Il Re Leone


C’era una volta una videocassetta.

È stata una delle prime che ho ricevuto, inciso su quel nastro c’era quello che tutt’ora considero il mio film d’animazione preferito: “Il Re Leone“. Letteralmente consumai la videocassetta a furia di rivederlo.
Non mi stancava mai. Poteva essere anche la trentesima volta, ma tutte le volte che quella cassetta veniva inserita nel videoregistratore iniziava la magia. Lo guardavo tutto! Dall’inizio alla fine, con quell’entusiasmo tipicamente infantile di chi conosce poco o nulla, ma sa già come fare per vivere intensamente.
Mi colpisce sempre che, di fronte allo stesso film visto in momenti diversi della vita, si recepiscano cose diverse. Perché sono io a non essere più la stessa persona di prima.
Stiamo parlando di un film di animazione, ma non di un film facile; soprattutto per i bambini. Un cucciolo di leone di nome Simba si ritrova ad affrontare la morte del padre, il re Mufasa, di cui verrà ingiustamente incolpato. Sarà così costretto a fuggire dal suo luogo di origine, per ricominciare a vivere da un’altra parte. Sfido chiunque faccia parte della generazione di chi ha visto “Il Re Leone” da bambino, a non aver pianto almeno una volta di fronte alla morte di Mufasa: arrivando addirittura a velocizzare la cassetta per saltare completamente la scena.
Riguardare un film più e più volte durante la propria vita è un percorso in evoluzione: io con “Il Re Leone” ho iniziato a tre anni e quello che mi colpiva di più all’inizio erano le animazioni, le immagini, i colori. Non potevo ancora capire interamente i dialoghi. Poi però ogni qualvolta lo riguardavo aggiungevo sempre più pezzi: come se fossero le tessere di un grande puzzle. Questo puzzle va oltre la trama stessa del film quando comincio ad associarci emozioni che ho provato in particolari momenti della vita.
C’è una scena in particolare che mi ha sempre dato una grande emozione. Ovvero quando Simba incontra lo spirito del padre Mufasa che, doppiato nella versione italiana dal grande Vittorio Gassman, parla al figlio, ormai divenuto adulto. Le sue parole rappresentano per me il cuore di tutto il film. Le cito testualmente:

“Guarda dentro te stesso Simba. Tu sei molto più di quello che sei diventato e devi trovare il tuo posto nel cerchio della vita”.

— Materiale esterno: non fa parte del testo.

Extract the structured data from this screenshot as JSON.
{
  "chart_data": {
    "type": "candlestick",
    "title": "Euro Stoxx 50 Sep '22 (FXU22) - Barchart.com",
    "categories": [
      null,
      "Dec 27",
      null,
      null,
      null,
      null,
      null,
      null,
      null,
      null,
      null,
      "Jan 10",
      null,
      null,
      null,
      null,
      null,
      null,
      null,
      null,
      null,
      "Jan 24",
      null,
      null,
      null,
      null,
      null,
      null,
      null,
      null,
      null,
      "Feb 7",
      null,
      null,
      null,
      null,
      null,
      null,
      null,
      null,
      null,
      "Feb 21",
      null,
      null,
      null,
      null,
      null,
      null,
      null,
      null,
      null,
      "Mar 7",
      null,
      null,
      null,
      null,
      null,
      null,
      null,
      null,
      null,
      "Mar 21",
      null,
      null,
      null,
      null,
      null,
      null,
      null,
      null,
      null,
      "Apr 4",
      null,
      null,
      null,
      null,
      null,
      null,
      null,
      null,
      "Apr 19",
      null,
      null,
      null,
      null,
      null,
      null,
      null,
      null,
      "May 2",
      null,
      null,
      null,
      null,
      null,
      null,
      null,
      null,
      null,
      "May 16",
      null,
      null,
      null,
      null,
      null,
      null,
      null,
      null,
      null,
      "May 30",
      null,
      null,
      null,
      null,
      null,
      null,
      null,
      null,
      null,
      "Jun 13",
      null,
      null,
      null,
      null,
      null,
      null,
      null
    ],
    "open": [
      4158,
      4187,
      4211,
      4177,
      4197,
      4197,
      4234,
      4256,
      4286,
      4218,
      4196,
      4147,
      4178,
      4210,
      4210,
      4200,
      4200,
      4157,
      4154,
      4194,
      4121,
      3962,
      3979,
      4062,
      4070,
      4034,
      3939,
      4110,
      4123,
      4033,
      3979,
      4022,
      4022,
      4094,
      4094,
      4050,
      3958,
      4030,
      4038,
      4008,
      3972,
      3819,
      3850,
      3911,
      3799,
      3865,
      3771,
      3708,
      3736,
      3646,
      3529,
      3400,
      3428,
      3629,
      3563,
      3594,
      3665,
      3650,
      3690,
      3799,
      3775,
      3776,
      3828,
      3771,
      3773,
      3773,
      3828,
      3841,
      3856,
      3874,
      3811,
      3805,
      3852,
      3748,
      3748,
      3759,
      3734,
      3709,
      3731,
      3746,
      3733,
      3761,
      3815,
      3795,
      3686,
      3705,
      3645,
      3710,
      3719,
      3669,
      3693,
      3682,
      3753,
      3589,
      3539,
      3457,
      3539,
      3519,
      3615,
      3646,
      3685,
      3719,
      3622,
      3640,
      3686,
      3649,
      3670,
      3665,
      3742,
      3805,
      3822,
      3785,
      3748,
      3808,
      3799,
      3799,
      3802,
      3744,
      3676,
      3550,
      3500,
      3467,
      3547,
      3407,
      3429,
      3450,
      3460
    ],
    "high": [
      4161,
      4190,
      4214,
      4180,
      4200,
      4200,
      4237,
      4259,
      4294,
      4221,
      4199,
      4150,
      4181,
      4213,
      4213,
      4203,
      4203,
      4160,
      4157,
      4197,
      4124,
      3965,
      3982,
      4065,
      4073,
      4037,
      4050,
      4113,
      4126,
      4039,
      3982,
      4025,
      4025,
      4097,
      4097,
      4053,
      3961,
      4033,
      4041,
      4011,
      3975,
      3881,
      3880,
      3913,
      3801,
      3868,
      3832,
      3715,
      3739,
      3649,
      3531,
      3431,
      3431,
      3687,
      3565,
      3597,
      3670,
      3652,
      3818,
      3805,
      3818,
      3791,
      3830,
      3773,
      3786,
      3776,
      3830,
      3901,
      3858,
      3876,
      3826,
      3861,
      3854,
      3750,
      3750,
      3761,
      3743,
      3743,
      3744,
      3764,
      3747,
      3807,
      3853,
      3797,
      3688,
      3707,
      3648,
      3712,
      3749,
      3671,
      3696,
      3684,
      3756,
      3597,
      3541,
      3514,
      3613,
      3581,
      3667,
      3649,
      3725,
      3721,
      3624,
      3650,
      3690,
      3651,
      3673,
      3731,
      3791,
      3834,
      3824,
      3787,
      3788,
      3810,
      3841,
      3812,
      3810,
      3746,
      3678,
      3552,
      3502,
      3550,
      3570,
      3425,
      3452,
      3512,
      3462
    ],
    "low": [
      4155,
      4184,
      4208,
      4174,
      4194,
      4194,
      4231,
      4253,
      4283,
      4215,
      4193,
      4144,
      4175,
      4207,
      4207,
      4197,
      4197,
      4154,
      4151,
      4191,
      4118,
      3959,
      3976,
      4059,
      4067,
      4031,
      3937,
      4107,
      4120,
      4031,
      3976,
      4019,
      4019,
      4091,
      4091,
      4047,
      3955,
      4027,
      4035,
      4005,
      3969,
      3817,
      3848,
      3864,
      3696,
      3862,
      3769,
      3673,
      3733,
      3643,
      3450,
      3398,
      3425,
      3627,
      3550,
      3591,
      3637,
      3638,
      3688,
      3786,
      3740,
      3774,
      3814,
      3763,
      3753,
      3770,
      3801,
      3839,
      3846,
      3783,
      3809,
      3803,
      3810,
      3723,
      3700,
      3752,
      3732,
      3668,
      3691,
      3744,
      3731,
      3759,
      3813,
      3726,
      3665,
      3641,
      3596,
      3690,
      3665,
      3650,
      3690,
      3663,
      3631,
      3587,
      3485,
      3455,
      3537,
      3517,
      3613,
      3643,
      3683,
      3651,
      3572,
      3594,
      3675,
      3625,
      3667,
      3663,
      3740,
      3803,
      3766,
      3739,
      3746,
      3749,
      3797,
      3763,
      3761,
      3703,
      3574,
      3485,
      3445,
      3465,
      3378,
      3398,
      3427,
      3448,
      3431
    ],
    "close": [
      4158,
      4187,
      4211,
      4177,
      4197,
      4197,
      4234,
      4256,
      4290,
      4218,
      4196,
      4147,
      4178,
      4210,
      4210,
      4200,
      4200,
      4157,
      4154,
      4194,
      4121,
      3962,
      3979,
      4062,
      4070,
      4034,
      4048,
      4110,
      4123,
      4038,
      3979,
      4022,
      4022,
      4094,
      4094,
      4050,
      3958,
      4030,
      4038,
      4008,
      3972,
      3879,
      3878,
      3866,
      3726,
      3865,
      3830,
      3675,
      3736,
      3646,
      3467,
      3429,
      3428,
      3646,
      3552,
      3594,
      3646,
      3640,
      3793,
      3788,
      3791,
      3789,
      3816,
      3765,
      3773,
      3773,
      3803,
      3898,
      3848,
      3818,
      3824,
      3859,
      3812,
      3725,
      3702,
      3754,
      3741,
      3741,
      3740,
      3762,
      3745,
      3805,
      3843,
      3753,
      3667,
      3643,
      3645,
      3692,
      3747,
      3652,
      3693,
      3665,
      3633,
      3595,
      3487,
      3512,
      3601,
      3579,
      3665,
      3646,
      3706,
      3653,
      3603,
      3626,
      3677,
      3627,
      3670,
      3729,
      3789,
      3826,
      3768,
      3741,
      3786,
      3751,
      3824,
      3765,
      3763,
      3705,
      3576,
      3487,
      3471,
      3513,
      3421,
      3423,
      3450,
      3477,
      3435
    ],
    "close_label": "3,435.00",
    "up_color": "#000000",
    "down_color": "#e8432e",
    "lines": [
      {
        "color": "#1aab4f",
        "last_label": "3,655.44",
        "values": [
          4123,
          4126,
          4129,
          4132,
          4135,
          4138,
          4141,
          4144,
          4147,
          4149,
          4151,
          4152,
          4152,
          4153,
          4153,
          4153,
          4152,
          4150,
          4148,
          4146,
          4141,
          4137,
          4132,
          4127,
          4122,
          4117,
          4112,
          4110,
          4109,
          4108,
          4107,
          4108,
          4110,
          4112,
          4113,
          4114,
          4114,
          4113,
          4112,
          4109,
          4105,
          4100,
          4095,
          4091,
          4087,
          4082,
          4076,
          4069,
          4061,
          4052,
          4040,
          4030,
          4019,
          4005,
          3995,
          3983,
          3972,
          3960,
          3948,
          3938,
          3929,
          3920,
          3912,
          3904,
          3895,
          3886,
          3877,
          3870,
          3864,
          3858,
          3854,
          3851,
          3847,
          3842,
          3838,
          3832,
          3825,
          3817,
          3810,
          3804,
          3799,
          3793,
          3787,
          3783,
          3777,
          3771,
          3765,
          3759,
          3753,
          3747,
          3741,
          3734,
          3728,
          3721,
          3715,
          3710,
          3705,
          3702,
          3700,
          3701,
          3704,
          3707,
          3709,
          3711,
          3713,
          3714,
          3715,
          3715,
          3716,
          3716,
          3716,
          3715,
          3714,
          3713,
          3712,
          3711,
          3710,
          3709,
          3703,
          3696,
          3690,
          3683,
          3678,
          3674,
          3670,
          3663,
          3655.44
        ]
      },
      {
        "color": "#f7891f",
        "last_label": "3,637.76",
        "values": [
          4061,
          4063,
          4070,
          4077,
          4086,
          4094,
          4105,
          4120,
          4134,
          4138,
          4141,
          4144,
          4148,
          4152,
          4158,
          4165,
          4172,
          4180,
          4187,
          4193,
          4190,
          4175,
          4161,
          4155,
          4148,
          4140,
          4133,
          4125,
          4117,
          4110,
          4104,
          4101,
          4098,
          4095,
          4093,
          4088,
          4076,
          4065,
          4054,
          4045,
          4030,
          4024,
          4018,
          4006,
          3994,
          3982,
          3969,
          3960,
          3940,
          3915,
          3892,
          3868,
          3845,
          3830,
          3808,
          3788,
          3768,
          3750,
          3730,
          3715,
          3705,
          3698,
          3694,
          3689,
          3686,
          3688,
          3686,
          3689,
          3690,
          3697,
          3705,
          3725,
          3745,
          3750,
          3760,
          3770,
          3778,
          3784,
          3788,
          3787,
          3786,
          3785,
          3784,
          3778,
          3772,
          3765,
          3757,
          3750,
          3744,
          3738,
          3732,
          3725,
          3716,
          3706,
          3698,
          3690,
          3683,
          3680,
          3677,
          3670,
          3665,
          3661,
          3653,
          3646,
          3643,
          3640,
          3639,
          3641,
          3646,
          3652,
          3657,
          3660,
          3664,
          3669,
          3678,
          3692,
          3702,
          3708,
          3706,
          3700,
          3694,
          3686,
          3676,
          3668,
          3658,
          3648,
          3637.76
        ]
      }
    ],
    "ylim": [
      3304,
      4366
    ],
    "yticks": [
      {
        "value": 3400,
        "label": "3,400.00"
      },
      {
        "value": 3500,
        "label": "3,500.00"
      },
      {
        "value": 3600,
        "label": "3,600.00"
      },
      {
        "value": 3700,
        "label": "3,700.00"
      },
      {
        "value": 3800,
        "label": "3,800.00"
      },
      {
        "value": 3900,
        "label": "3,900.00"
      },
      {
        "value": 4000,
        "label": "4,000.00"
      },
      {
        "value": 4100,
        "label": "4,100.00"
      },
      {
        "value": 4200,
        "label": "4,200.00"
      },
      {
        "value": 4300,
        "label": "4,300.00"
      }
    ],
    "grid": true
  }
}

Mi ricordo perfettamente che passati da poco i vent’anni ripresi in mano questa pellicola guardandola al computer. Era da tempo che non lo guardavo. Penso che un film possa a tutti gli effetti essere definito un capolavoro quando è in grado di smuoverti qualcosa dentro. Arrivata quella scena infatti non riuscì a trattenere le lacrime. Lacrime che erano ferme lì da diverso tempo. Come un fiume in piena si fecero strada salendo direttamente dal mio cuore fino agli occhi. Pulendo e purificando quel dolore sedimentato che un po’ tutti ci portiamo dentro.
Sarà forse questo il motivo per cui le lacrime sono salate?
Conoscere sé stessi e attraverso questo processo in continua crescita, trovare il proprio posto in una vita talvolta caotica e disordinata. Simba ci insegna bene, che non si può trovare il proprio posto nel cerchio della vita se prima non si riesce a fare i conti con il proprio passato. Quel passato da cui è molto più semplice scappare poiché così doloroso da affrontare. Questo però è quello che serve se vogliamo che la nostra vita non sia sempre e solo una riproposizione del nostro passato, ma possa aprire le porte verso un nuovo e rigoglioso futuro.
Io Simba lo vedo tutti i giorni. Attaccato alla vetrina di camera mia c’è un bellissimo disegno che lo rappresenta fatto da mia sorella e regalatomi per il mio compleanno. Ogni volta che lo guardo sento rieccheggiare nella mia testa le bellissime parole di Mufasa.

Non posso fare altro che ringraziare questo bellissimo film perché se sono “un po’ di più di quello che sono diventato” di certo è anche merito suo.